Almost everyone. Technology has expanded our ability to collect data directly from partners, in addition to our teams’ roles to collect critical data.
- M&E Specialist teams are hired and managed locally to carry out many of our assessment tools with partner schools.
- The EduFinance Technical Assistance Advisors provide staff trainees with a digital survey link to complete and submit feedback surveys.
- Education Specialists use digital tools to report on partner school engagement at meetings and workshops.
- Schools digitally submit self-reported data on basic school profiles, school quality (self-assessment), school development plans, professional development, and more.
- The Data & Business Intelligence team digitizes and maintains the tools in their various local languages, oversees data quality and mapping of data and analyzes data to be reported out to key audiences.
- EduFinance also establishes research partnerships to design special studies, collect new primary data, and share raw data sets for deeper analysis into specific areas of impact we want to better understand. Research partners include Radical Innovation for Social Change (RISC) at the University of Chicago, Bath Social & Development Research Limited and ZiziAfrique, based in Kenya.

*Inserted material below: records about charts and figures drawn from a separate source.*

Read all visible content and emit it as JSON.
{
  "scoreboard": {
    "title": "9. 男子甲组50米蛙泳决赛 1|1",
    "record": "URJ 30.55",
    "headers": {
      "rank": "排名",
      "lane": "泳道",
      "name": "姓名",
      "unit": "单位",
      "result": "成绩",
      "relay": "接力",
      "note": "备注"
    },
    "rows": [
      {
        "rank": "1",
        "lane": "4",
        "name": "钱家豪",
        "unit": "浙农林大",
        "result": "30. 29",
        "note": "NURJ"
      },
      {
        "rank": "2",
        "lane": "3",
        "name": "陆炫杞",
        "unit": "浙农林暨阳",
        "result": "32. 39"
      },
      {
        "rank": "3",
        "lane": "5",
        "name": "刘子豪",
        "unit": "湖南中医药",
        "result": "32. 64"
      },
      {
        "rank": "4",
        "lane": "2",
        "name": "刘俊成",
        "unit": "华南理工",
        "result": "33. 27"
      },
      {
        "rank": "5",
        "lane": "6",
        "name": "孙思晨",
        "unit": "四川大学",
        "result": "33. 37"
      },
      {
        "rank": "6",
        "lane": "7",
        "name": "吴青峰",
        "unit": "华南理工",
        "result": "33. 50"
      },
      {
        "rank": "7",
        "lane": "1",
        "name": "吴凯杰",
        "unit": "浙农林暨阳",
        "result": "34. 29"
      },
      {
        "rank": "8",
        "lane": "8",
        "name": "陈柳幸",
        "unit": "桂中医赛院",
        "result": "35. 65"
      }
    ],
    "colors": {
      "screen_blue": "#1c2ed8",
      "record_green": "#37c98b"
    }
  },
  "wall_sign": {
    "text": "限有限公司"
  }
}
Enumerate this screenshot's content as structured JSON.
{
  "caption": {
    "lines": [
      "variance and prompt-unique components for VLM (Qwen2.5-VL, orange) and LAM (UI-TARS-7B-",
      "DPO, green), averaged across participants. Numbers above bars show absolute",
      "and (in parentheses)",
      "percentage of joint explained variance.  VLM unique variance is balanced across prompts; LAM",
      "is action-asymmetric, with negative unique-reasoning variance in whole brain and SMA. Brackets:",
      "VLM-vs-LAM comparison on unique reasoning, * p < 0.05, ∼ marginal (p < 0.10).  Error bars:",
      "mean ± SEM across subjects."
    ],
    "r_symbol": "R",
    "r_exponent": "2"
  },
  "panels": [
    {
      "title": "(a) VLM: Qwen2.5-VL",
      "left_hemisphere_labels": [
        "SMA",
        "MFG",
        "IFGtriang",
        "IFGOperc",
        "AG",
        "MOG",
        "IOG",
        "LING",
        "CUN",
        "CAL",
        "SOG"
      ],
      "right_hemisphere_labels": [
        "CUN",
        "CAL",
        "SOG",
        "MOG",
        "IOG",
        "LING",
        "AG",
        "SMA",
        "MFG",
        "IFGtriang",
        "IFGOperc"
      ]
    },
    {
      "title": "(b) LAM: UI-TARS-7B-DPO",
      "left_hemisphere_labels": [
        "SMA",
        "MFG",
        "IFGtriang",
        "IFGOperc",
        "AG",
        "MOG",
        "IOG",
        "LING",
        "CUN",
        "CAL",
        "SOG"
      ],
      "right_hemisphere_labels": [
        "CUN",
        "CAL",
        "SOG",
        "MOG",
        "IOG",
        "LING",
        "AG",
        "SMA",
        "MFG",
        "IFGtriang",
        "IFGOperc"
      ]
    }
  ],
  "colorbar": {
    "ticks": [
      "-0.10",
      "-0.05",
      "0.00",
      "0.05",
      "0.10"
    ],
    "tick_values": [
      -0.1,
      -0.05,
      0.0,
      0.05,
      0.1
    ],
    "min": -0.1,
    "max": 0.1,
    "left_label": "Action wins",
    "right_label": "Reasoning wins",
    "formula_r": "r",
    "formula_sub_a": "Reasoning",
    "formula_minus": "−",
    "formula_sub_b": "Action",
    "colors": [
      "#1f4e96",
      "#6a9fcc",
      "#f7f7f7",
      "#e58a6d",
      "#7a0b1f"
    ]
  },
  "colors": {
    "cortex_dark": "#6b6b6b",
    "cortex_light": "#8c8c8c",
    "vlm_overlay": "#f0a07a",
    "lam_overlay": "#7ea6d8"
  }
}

What tools are used to collect data?
EduFinance has developed a range of customized tools aligned with our theory of change to collect qualitative and quantitative data. Examples include –
- School Profile – M&E Specialists conduct in-depth school profiling surveys with EduQuality partner schools, providing a full picture that includes the school’s finances, student enrollment and dropout, teaching staff and facilities. Tracking how this profile data changes for the same school over several years can provide insights into potential correlations between EduQuality and changes in the school.
- School Quality and Behaviour and School Leadership – This survey is designed to track changes in school leader perspectives and behavior over time, recognizing mindset shift is a key dependency of changes in the school. School directors respond to questions on management, policies, community engagement, and teaching and learning approaches.
- Classroom Observation – Classes are attended by M&E Specialists to observe and document the learning environment and the quality of teaching practice. This is the most challenging tool to execute and requires hours of training by each M&E Specialist.
- School Development Plan Assessment - A sample of schools participate in this in-depth survey to understand how the school developed its school development plan, the approach to implementation, and any evidence of improved quality directly linked to the plan implementation.
- Financial Institution Staff Training Feedback – Loan officers, branch managers and risk teams are asked to complete digital surveys after training workshops to share how each training module impacted their own skills. This provides Advisors an understanding of areas the staff may require additional support, and also highlights opportunities to improve modules and/or create additional training modules.
The above is only an illustrative example of the full suite of tools EduFinance has developed to collect primary data for MEL. The team has also built out significant database infrastructure to collect, store, manage and analyze this data.
Here are just a few of the topline stats…
There is nothing static about EduFinance’s MEL approach. We will continue cycles of data collection, analysis, learning, and program adaptations. Our aim is to ensure EduFinance’s model is best aligned to achieve our goal – more children learning and have access to quality education.